力气用的并不重,只是迫使她仰起头露出脆弱的脖颈罢了。
珠钗大幅度晃动一下,叮咚作响。
她被迫仰头,面上是肆意的笑——从当舞女开始,她好像就没这么随心所欲的笑过。
“……是因为他的私心而死。”
她断断续续说,“是因为各种原因而走向灭亡,但从来——跟我无关。”
窗外,鹿惊枝蹲在那里,陪着应鹊喂蚊子。
是的,她亲自然,蚊子也爱她。
但她可以把体温压低到蚊子也不爱。
应鹊小声说,“我做了驱蚊药包,就是太香了,杀人时候不适合把自己搞得太香,容易暴露。”

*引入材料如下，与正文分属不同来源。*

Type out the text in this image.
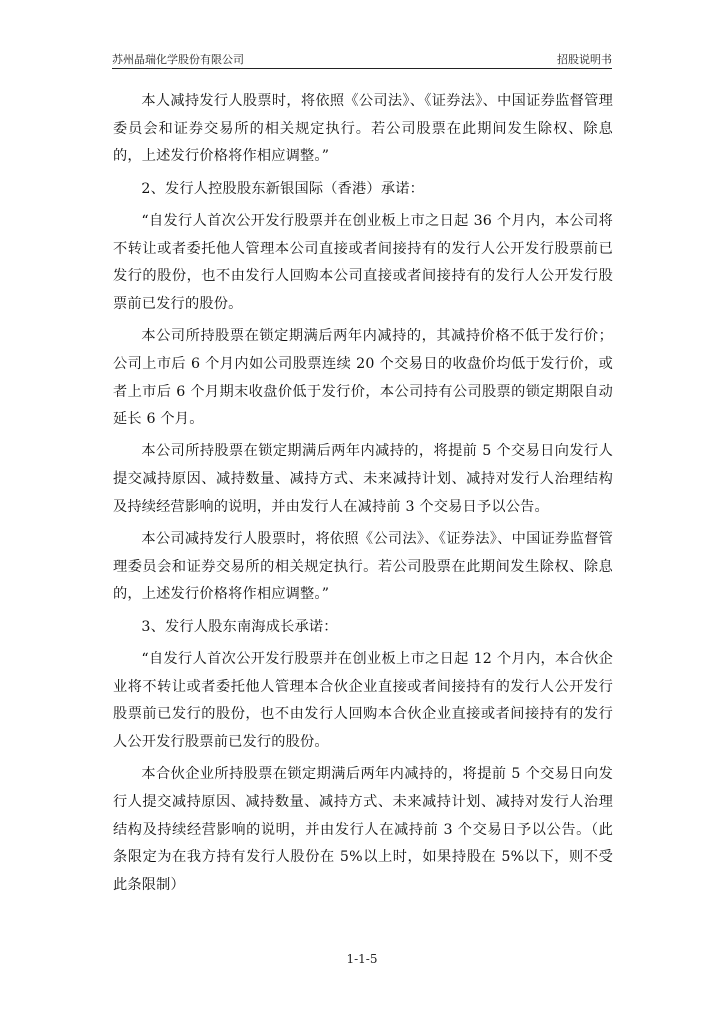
苏州晶瑞化学股份有限公司	招股说明书

本人减持发行人股票时，将依照《公司法》、《证券法》、中国证券监督管理委员会和证券交易所的相关规定执行。若公司股票在此期间发生除权、除息的，上述发行价格将作相应调整。”

2、发行人控股股东新银国际（香港）承诺：

“自发行人首次公开发行股票并在创业板上市之日起 36 个月内，本公司将不转让或者委托他人管理本公司直接或者间接持有的发行人公开发行股票前已发行的股份，也不由发行人回购本公司直接或者间接持有的发行人公开发行股票前已发行的股份。

本公司所持股票在锁定期满后两年内减持的，其减持价格不低于发行价；公司上市后 6 个月内如公司股票连续 20 个交易日的收盘价均低于发行价，或者上市后 6 个月期末收盘价低于发行价，本公司持有公司股票的锁定期限自动延长 6 个月。

本公司所持股票在锁定期满后两年内减持的，将提前 5 个交易日向发行人提交减持原因、减持数量、减持方式、未来减持计划、减持对发行人治理结构及持续经营影响的说明，并由发行人在减持前 3 个交易日予以公告。

本公司减持发行人股票时，将依照《公司法》、《证券法》、中国证券监督管理委员会和证券交易所的相关规定执行。若公司股票在此期间发生除权、除息的，上述发行价格将作相应调整。”

3、发行人股东南海成长承诺：

“自发行人首次公开发行股票并在创业板上市之日起 12 个月内，本合伙企业将不转让或者委托他人管理本合伙企业直接或者间接持有的发行人公开发行股票前已发行的股份，也不由发行人回购本合伙企业直接或者间接持有的发行人公开发行股票前已发行的股份。

本合伙企业所持股票在锁定期满后两年内减持的，将提前 5 个交易日向发行人提交减持原因、减持数量、减持方式、未来减持计划、减持对发行人治理结构及持续经营影响的说明，并由发行人在减持前 3 个交易日予以公告。（此条限定为在我方持有发行人股份在 5%以上时，如果持股在 5%以下，则不受此条限制）

1-1-5
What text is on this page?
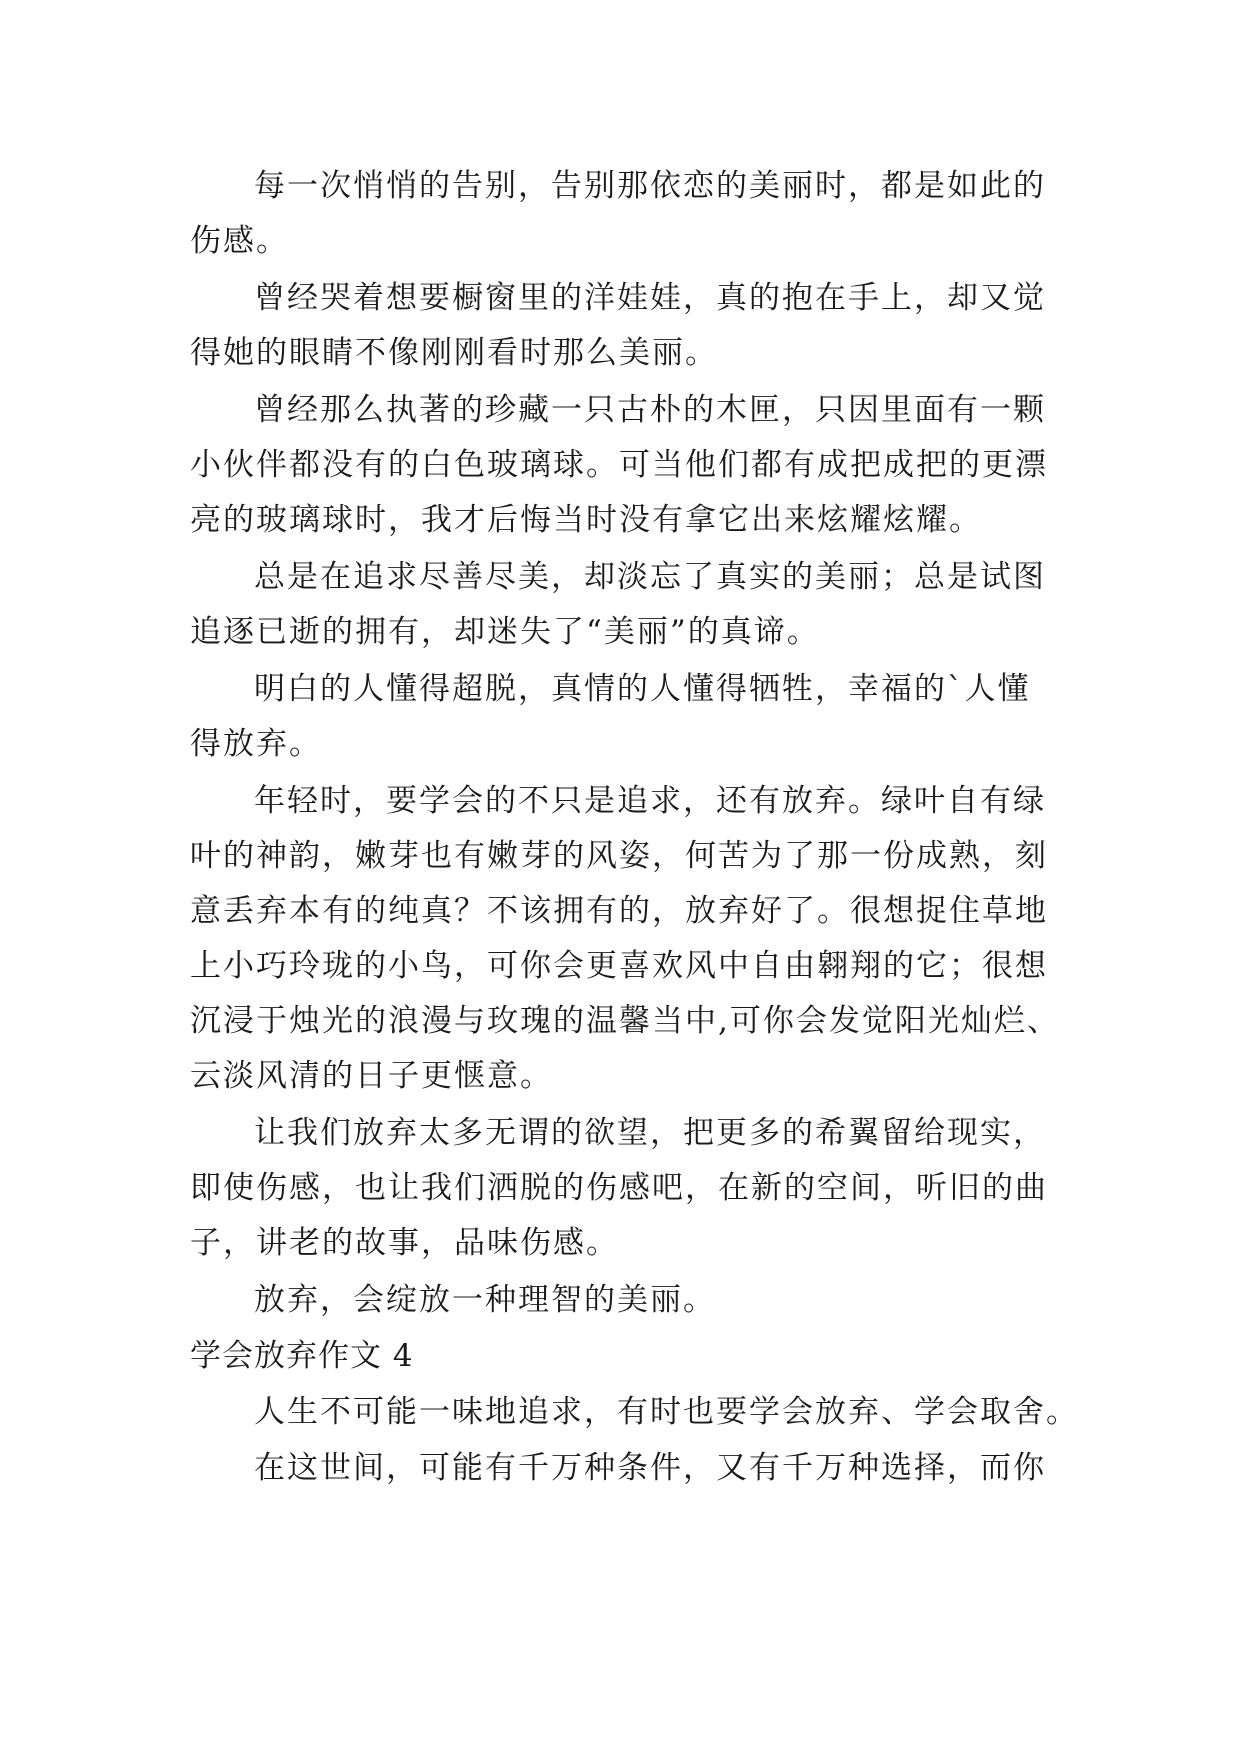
每一次悄悄的告别，告别那依恋的美丽时，都是如此的

伤感。

曾经哭着想要橱窗里的洋娃娃，真的抱在手上，却又觉

得她的眼睛不像刚刚看时那么美丽。

曾经那么执著的珍藏一只古朴的木匣，只因里面有一颗

小伙伴都没有的白色玻璃球。可当他们都有成把成把的更漂

亮的玻璃球时，我才后悔当时没有拿它出来炫耀炫耀。

总是在追求尽善尽美，却淡忘了真实的美丽；总是试图

追逐已逝的拥有，却迷失了“美丽”的真谛。

明白的人懂得超脱，真情的人懂得牺牲，幸福的`人懂

得放弃。

年轻时，要学会的不只是追求，还有放弃。绿叶自有绿

叶的神韵，嫩芽也有嫩芽的风姿，何苦为了那一份成熟，刻

意丢弃本有的纯真？不该拥有的，放弃好了。很想捉住草地

上小巧玲珑的小鸟，可你会更喜欢风中自由翱翔的它；很想

沉浸于烛光的浪漫与玫瑰的温馨当中,可你会发觉阳光灿烂、

云淡风清的日子更惬意。

让我们放弃太多无谓的欲望，把更多的希翼留给现实，

即使伤感，也让我们洒脱的伤感吧，在新的空间，听旧的曲

子，讲老的故事，品味伤感。

放弃，会绽放一种理智的美丽。

学会放弃作文 4

人生不可能一味地追求，有时也要学会放弃、学会取舍。

在这世间，可能有千万种条件，又有千万种选择，而你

都什么时候了,还惦记着你那任务呢——鹿惊枝给她竖了个大拇指,敬业。
她咬着小果子,听着应鹊说废话。
应鹊:“这里好香啊,花园中的花都是毒药喂出来的,比我们山谷有过之而无不及。江心屿吃下解药没有?不吃解药的话一会儿就死了。”
死这个字刺激到了鹿惊枝耳朵。
两人也是在这时候抬头瞧了一眼——窗子朦胧身影是她正被迫仰头,发钗摆动。
嗖的一声,尖锐石子穿越窗纸,直直打在沐随腕部,迫使他松手。
接着,开窗,爬窗。
她动作非常熟练顺畅。
“心屿姐姐,该回家了,我困了。”
江心屿捂着脖子,重重喘气,他没有把她脖颈空气完全遏制,但到底是受制于人,肺部贪婪汲取空气。
她拉住鹿惊枝衣摆,点点头,“我跟你走。”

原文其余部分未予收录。